Le minuscule territoire chagossien, abandonné sans doute en tant que vestige indu de l’ère coloniale, a pourtant une forte importance en tant qu’étape et garant de sûreté des routes maritimes, observe Moore : « Alors que la Grande-Bretagne l’a oublié, la Chine l’a appris. Lorsqu’elle cherche à présenter son histoire comme pacifique, la Chine aime à souligner qu’elle n’a jamais eu d’empire maritime. Elle en a certainement un aujourd’hui. Son initiative de la “Route de la Soie” en constitue une tentative à l’échelle mondiale. La Grande-Bretagne peut penser qu’elle n’a que faire de l’île Maurice et des îles Chagos, mais la Chine comprend parfaitement l’intérêt de disposer d’avant-postes de part et d’autre des océans. »

Et il y a la question des ressources, notamment dans la zone économique exclusive…
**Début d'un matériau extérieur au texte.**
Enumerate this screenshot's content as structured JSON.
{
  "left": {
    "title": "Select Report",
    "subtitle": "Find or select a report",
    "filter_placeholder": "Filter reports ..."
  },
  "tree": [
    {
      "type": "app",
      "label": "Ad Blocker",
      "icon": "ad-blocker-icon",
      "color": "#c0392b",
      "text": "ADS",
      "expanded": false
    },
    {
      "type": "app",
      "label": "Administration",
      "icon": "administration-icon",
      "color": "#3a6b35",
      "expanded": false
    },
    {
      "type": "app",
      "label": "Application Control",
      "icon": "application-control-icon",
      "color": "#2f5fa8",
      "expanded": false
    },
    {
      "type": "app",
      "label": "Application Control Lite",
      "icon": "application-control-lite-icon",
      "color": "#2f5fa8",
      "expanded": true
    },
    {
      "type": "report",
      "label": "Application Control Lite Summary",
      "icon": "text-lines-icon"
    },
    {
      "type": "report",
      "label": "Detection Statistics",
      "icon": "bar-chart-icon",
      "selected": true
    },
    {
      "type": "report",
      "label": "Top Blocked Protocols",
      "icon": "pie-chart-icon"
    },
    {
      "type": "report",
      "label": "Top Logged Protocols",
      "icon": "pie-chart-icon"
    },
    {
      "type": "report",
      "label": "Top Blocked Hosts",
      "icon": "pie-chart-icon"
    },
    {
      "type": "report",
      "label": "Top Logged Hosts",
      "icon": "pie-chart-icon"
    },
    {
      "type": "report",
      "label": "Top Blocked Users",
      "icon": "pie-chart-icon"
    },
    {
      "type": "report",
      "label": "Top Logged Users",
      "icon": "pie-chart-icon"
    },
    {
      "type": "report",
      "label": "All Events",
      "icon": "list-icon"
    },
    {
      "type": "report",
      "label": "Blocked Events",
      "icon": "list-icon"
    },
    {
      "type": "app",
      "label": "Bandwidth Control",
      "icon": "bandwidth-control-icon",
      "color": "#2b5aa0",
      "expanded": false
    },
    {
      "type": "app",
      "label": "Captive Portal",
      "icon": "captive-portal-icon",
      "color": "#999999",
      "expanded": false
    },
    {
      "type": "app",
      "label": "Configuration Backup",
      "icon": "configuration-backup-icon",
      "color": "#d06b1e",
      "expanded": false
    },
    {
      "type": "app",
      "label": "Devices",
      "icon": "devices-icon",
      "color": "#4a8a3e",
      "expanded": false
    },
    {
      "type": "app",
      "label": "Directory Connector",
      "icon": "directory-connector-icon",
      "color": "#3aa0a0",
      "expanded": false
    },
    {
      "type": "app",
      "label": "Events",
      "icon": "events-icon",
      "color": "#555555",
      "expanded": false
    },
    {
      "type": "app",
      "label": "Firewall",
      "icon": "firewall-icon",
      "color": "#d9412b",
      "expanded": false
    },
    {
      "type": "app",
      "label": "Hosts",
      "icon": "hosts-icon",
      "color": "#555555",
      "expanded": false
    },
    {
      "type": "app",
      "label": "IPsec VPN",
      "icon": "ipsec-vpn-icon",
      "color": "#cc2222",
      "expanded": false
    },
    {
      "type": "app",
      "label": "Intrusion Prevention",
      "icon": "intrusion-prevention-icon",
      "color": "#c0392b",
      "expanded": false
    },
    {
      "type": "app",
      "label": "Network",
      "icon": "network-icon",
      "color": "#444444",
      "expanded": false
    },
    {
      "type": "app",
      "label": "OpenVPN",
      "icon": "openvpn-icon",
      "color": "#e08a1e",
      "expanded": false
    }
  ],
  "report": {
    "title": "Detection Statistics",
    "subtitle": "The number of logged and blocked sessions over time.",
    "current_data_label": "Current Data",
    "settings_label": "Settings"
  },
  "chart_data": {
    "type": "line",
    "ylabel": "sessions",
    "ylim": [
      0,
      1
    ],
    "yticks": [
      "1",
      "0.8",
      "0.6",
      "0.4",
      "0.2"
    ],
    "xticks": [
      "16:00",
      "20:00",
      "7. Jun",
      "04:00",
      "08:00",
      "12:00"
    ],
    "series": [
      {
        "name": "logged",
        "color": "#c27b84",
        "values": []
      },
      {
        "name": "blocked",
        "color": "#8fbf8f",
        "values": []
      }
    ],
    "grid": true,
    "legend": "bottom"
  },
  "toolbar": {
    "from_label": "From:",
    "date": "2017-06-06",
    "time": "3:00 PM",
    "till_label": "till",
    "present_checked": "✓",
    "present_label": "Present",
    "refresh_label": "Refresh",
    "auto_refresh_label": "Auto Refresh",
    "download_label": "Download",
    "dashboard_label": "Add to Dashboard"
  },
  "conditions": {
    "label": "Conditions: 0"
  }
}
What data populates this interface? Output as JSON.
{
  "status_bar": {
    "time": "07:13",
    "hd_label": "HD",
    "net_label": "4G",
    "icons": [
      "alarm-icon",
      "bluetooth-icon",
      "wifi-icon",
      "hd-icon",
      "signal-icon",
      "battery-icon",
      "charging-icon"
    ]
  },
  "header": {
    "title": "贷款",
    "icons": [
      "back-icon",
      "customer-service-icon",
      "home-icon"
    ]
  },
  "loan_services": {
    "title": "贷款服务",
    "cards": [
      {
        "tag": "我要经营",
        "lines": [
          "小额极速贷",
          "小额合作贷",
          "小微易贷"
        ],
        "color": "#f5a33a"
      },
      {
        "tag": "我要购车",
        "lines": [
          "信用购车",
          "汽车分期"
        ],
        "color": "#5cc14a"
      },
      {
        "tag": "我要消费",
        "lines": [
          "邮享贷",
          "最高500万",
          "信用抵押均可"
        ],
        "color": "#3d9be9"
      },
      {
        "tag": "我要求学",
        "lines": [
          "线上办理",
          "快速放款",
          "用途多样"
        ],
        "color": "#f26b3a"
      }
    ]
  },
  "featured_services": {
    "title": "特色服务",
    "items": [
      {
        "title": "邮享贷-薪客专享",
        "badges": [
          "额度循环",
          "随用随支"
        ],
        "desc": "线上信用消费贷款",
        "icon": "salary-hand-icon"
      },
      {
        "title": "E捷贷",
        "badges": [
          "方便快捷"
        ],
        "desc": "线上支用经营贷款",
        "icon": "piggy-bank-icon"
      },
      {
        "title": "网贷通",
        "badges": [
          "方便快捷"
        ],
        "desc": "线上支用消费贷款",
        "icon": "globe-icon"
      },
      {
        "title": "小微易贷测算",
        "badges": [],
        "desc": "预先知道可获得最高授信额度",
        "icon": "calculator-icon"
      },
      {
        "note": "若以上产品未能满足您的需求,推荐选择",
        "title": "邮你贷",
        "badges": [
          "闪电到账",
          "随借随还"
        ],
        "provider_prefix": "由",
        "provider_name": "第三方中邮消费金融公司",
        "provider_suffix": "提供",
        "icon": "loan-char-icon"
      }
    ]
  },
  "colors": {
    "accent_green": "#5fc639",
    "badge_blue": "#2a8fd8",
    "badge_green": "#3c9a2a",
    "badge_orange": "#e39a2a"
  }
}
Que l’exécutif américain ait salué officiellement le « deal » britannique avec l’Île Maurice ne veut pas dire, enfin, que celui-ci soit approuvé en privé. Selon PanamPost, des responsables américains craignent la mise en place de points d’espionnage chinois autour de la base militaire US, d’autant que les liens se multiplient entre la Chine et l’Île Maurice où l’on compte déjà, aujourd’hui, 47 initiatives de financement du développement mises en place par Pékin.

 

Et si la Chine veut faire de l’espionnage à Chagos ?

La journaliste Oriana Rivas commente :

« En 2018, le dictateur Xi Jinping a rencontré le Premier ministre mauricien Pravind Jugnauth lors d’un voyage dans la capitale, Port Louis. Trois ans plus tard, un accord de libre-échange est entré en vigueur, le premier entre la Chine et un Etat africain. Les deux pays se sont mis d’accord sur des droits de douane nuls sur plus de 94 % de leurs produits respectifs. Parmi les financements, 260 millions de dollars sont destinés à la construction d’un terminal à l’aéroport international Sir Seewoosagur Ramgoolam et à la réparation du théâtre Plaza à Rose-Hill. Il s’agit de prêts sans intérêts.

« Le géant asiatique parvient toujours à approcher les nations sous-développées avec un langage séduisant et une aide prétendument désintéressée. Pékin garantit des alliés et ceux-ci leur ouvrent la porte avec des millions d’investissements. Un scénario familier qui continue d’inquiéter Washington et qui jette un doute sur la “décolonisation” vantée par le Premier ministre mauricien. »

Les colonisateurs ont simplement changé d’identité.